消化器系

2013年11月25日 月曜日

胃癌に対する腹腔鏡手術の進歩 國崎主税教授

2013年11月14日 ホテルキャメロットジャパン
演題「胃癌に対する腹腔鏡手術の進歩」
演者:横浜私立大学付属市民総合医療センター 消化器病センター教授 國崎主税先生
内容及び補足(含質疑応答)「胃癌の危険因子は、タバコ、アルコール、変性アミノ酸、ピロリ菌などがある。2004年日経メディカル誌に掲載された胃癌治療のランキングで横浜市立大学附属病院は全国2位の評価を得た。胃癌の手術治療において病院格差が大きく、それを是正するためにガイドラインを作成している。しかし、現時点において、これだけ胃癌の手術の一方式として腹腔鏡手術が多数施行されていながら、2010年発行の胃がん治療ガイドライン(第3版)において標準治療として推奨されないが、融合とされる研究的治療として位置づけられている。開腹手術と比較して予後の改善が確認される必要があるからである。
腹腔鏡手術が開発され、厳格な手術適応で早期の胃がん患者に対して行われてきた。出血量が少ないこと、手術創が小さいこと、手術後短期間で退院できること、術後の癒着が少ないこと、術野の拡大が可能であることなどがある。デメリットとしては、特殊器具を使用することによるコストと術者の熟練が必要であること、お腹に気体を入れて空間をつくる(気腹)必要があること、特異な合併症がありうること、摘出物の回収が困難なこと、手術操作に制限があること(腹膜に転移があった場合には開腹手術となる)、手術時間が長くなる傾向にあることが挙げられる。その他にあまり言われていないが、開腹手術よりも腹腔鏡手術の方がより術者の技量の差が出てくる。
2009年の院内がん登録全国集計のデータでは、0~1期の対象者が主流であったが、その後徐々に手術対象が拡大されてきている。当院においては、さまざまな手術のデータを患者さんにお話しして、術式を決定している。当然開けてみて、腹腔鏡手術から開腹手術に変更となることもお話ししている。

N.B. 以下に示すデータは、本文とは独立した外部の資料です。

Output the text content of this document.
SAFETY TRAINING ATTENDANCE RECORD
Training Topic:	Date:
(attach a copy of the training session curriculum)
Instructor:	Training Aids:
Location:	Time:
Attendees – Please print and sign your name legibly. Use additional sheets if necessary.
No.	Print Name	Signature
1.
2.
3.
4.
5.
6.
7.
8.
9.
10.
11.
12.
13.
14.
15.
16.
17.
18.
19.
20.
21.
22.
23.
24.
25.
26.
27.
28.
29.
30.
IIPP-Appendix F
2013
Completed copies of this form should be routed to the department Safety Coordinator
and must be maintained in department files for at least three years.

当院においての開腹手術と腹腔鏡手術のケースコントロールスタディの結果においては短期・長期治療成績は同等であった
参:「横浜市立大学附属病院の腹腔鏡補助化の胃がん手術について」
手術術式としては、お腹に5~10㎜程度の穴を5ヶ所開け、最後に摘出物を取り出すために4㎝程の切開を入れる。